In 1899 Ross resigned from the Indian Medical Service and returned to England. He worked for the newly established Liverpool School of Tropical Medicine , taking a post as lecturer and later becoming Professor of Tropical Medicine, and accepted a personal chair in Tropical Sanitation at Liverpool University. One of his first roles at the School was to investigate and devise anti-malaria schemes in West Africa. This was the first of many expeditions that Ross undertook to investigate and develop malaria control measures including visits to Ismailia in Egypt at the request of the Suez Canal Company in 1902, Panama in 1904, Greece in 1906, and Mauritius in 1907-1908.

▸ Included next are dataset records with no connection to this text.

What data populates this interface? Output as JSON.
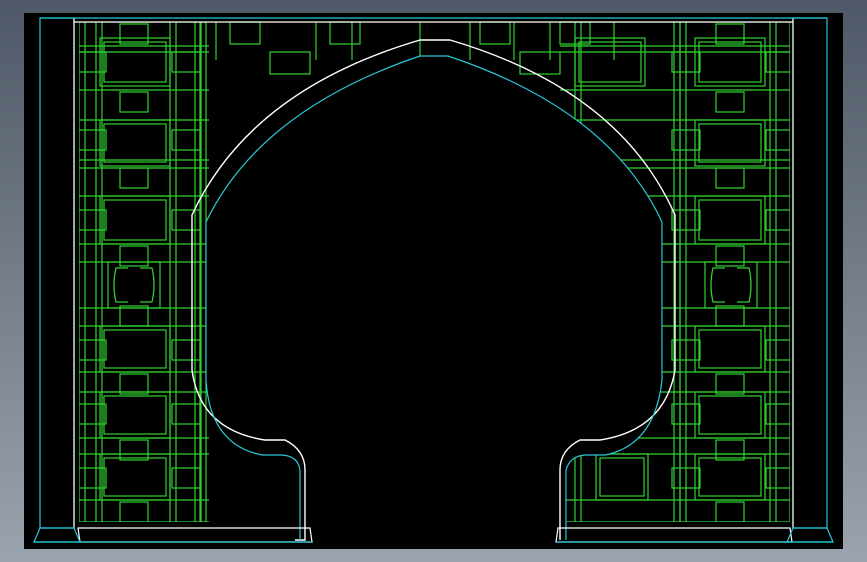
{
  "view": {
    "background_top": "#4f5866",
    "background_bottom": "#9aa3ae",
    "canvas_color": "#000000"
  },
  "colors": {
    "outline": "#ffffff",
    "lattice": "#2fd12f",
    "edge": "#27c8d8"
  },
  "drawing": {
    "subject": "moon-gate-lattice-screen",
    "lattice_panels": [
      "left-panel",
      "right-panel"
    ],
    "ornaments": [
      "left-bracket-ornament",
      "right-bracket-ornament"
    ]
  }
}
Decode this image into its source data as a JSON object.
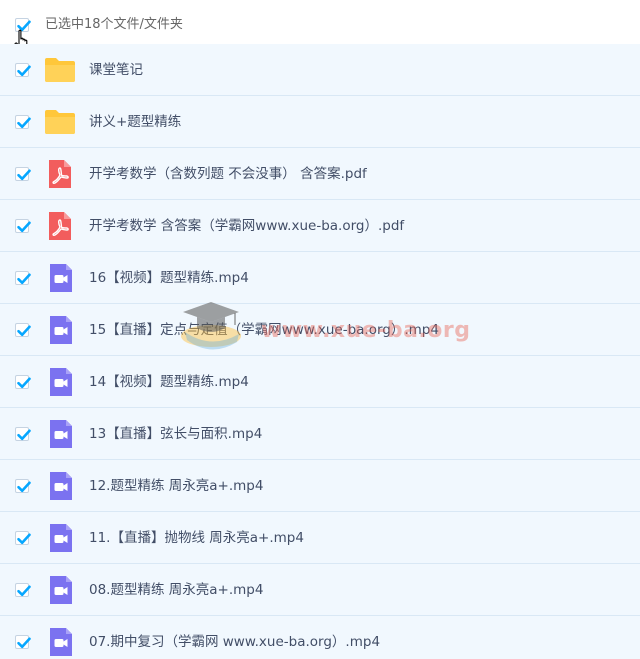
{
  "header": {
    "selected_text": "已选中18个文件/文件夹",
    "checked": true
  },
  "files": [
    {
      "name": "课堂笔记",
      "icon": "folder-icon",
      "type": "folder"
    },
    {
      "name": "讲义+题型精练",
      "icon": "folder-icon",
      "type": "folder"
    },
    {
      "name": "开学考数学（含数列题 不会没事） 含答案.pdf",
      "icon": "pdf-icon",
      "type": "pdf"
    },
    {
      "name": "开学考数学 含答案（学霸网www.xue-ba.org）.pdf",
      "icon": "pdf-icon",
      "type": "pdf"
    },
    {
      "name": "16【视频】题型精练.mp4",
      "icon": "video-icon",
      "type": "video"
    },
    {
      "name": "15【直播】定点与定值（学霸网www.xue-ba.org）.mp4",
      "icon": "video-icon",
      "type": "video"
    },
    {
      "name": "14【视频】题型精练.mp4",
      "icon": "video-icon",
      "type": "video"
    },
    {
      "name": "13【直播】弦长与面积.mp4",
      "icon": "video-icon",
      "type": "video"
    },
    {
      "name": "12.题型精练 周永亮a+.mp4",
      "icon": "video-icon",
      "type": "video"
    },
    {
      "name": "11.【直播】抛物线 周永亮a+.mp4",
      "icon": "video-icon",
      "type": "video"
    },
    {
      "name": "08.题型精练 周永亮a+.mp4",
      "icon": "video-icon",
      "type": "video"
    },
    {
      "name": "07.期中复习（学霸网 www.xue-ba.org）.mp4",
      "icon": "video-icon",
      "type": "video"
    }
  ],
  "watermark": {
    "text": "www.xue-ba.org"
  },
  "colors": {
    "check": "#06a7ff",
    "folder": "#ffc73a",
    "pdf": "#f25d5d",
    "video": "#7b72f0",
    "row_bg": "#f1f8fe",
    "row_border": "#d9e8f5",
    "text": "#424e67"
  }
}
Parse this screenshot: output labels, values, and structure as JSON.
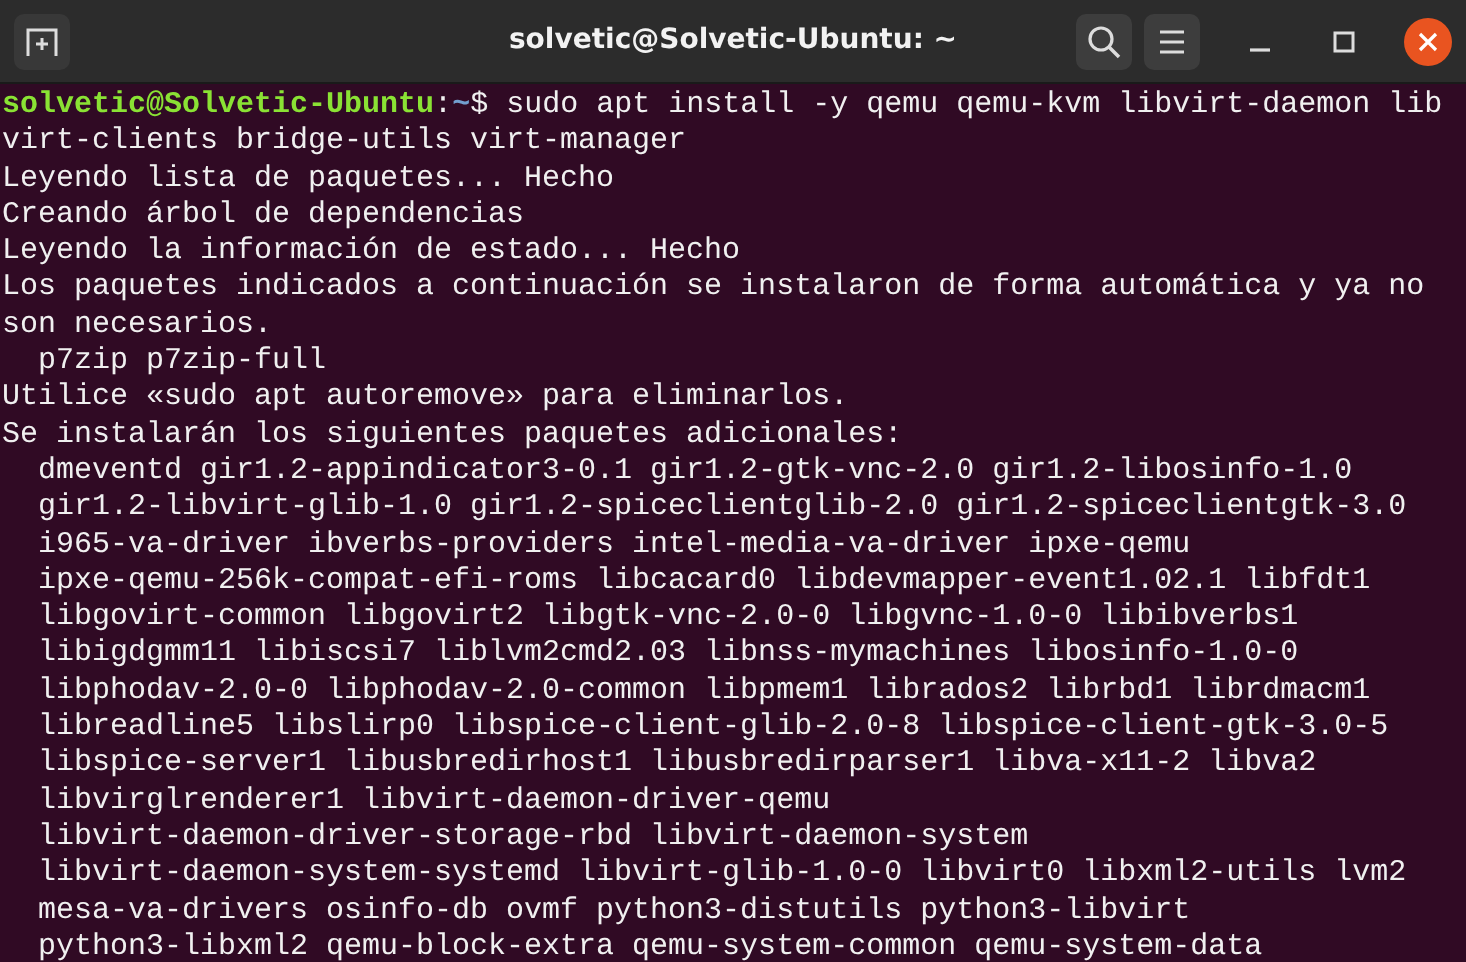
{
  "window": {
    "title": "solvetic@Solvetic-Ubuntu: ~"
  },
  "terminal": {
    "lines": [
      {
        "kind": "prompt",
        "user_host": "solvetic@Solvetic-Ubuntu",
        "separator": ":",
        "path": "~",
        "symbol": "$",
        "command": "sudo apt install -y qemu qemu-kvm libvirt-daemon lib"
      },
      {
        "kind": "output",
        "text": "virt-clients bridge-utils virt-manager"
      },
      {
        "kind": "output",
        "text": "Leyendo lista de paquetes... Hecho"
      },
      {
        "kind": "output",
        "text": "Creando árbol de dependencias"
      },
      {
        "kind": "output",
        "text": "Leyendo la información de estado... Hecho"
      },
      {
        "kind": "output",
        "text": "Los paquetes indicados a continuación se instalaron de forma automática y ya no"
      },
      {
        "kind": "output",
        "text": "son necesarios."
      },
      {
        "kind": "output",
        "text": "  p7zip p7zip-full"
      },
      {
        "kind": "output",
        "text": "Utilice «sudo apt autoremove» para eliminarlos."
      },
      {
        "kind": "output",
        "text": "Se instalarán los siguientes paquetes adicionales:"
      },
      {
        "kind": "output",
        "text": "  dmeventd gir1.2-appindicator3-0.1 gir1.2-gtk-vnc-2.0 gir1.2-libosinfo-1.0"
      },
      {
        "kind": "output",
        "text": "  gir1.2-libvirt-glib-1.0 gir1.2-spiceclientglib-2.0 gir1.2-spiceclientgtk-3.0"
      },
      {
        "kind": "output",
        "text": "  i965-va-driver ibverbs-providers intel-media-va-driver ipxe-qemu"
      },
      {
        "kind": "output",
        "text": "  ipxe-qemu-256k-compat-efi-roms libcacard0 libdevmapper-event1.02.1 libfdt1"
      },
      {
        "kind": "output",
        "text": "  libgovirt-common libgovirt2 libgtk-vnc-2.0-0 libgvnc-1.0-0 libibverbs1"
      },
      {
        "kind": "output",
        "text": "  libigdgmm11 libiscsi7 liblvm2cmd2.03 libnss-mymachines libosinfo-1.0-0"
      },
      {
        "kind": "output",
        "text": "  libphodav-2.0-0 libphodav-2.0-common libpmem1 librados2 librbd1 librdmacm1"
      },
      {
        "kind": "output",
        "text": "  libreadline5 libslirp0 libspice-client-glib-2.0-8 libspice-client-gtk-3.0-5"
      },
      {
        "kind": "output",
        "text": "  libspice-server1 libusbredirhost1 libusbredirparser1 libva-x11-2 libva2"
      },
      {
        "kind": "output",
        "text": "  libvirglrenderer1 libvirt-daemon-driver-qemu"
      },
      {
        "kind": "output",
        "text": "  libvirt-daemon-driver-storage-rbd libvirt-daemon-system"
      },
      {
        "kind": "output",
        "text": "  libvirt-daemon-system-systemd libvirt-glib-1.0-0 libvirt0 libxml2-utils lvm2"
      },
      {
        "kind": "output",
        "text": "  mesa-va-drivers osinfo-db ovmf python3-distutils python3-libvirt"
      },
      {
        "kind": "output",
        "text": "  python3-libxml2 qemu-block-extra qemu-system-common qemu-system-data"
      }
    ]
  }
}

In 1901 Ross was elected a Fellow of the Royal College of Surgeons of England and also a Fellow of the Royal Society, of which he became Vice-President from 1911 to 1913. In 1902 he was awarded the Nobel Prize for Medicine “for his work on malaria, by which he has shown how it enters the organism and thereby has laid the foundation for successful research on this disease and methods of combating it.” In 1902 he was appointed a Companion of the Most Honourable Order of Bath by His Majesty the King of Great Britain, and in 1911 he was elevated to the rank of Knight Commander of the same Order. He received an honorary M.D. degree in Stockholm at the centenary celebration of the Karolinska Institute in 1910 and was awarded honorary membership of many learned societies around the world throughout his career.
During the First World War (1914-1918), Ross was appointed a consultant physician on tropical diseases to Indian troops and was sent to Alexandria for four months to investigate an outbreak of dysentery that was hampering troops in the Dardanelles. In 1917 he was appointed a consultant physician to the War Office and in 1919 he received an honorary post as consultant to the Ministry of Pensions.
In 1926 the Ross Institute and Hospital for Tropical Diseases was opened on Putney Heath, London by the Prince of Wales as a memorial to and in recognition of Ross’ work. The main focus of the Institute was the study of the nature and treatment, propagation, and prevention of tropical diseases. Ross assumed the post of Director in Chief, which he held until his death in 1932. The Institute was incorporated into the London School of Hygiene & Tropical Medicine in 1934.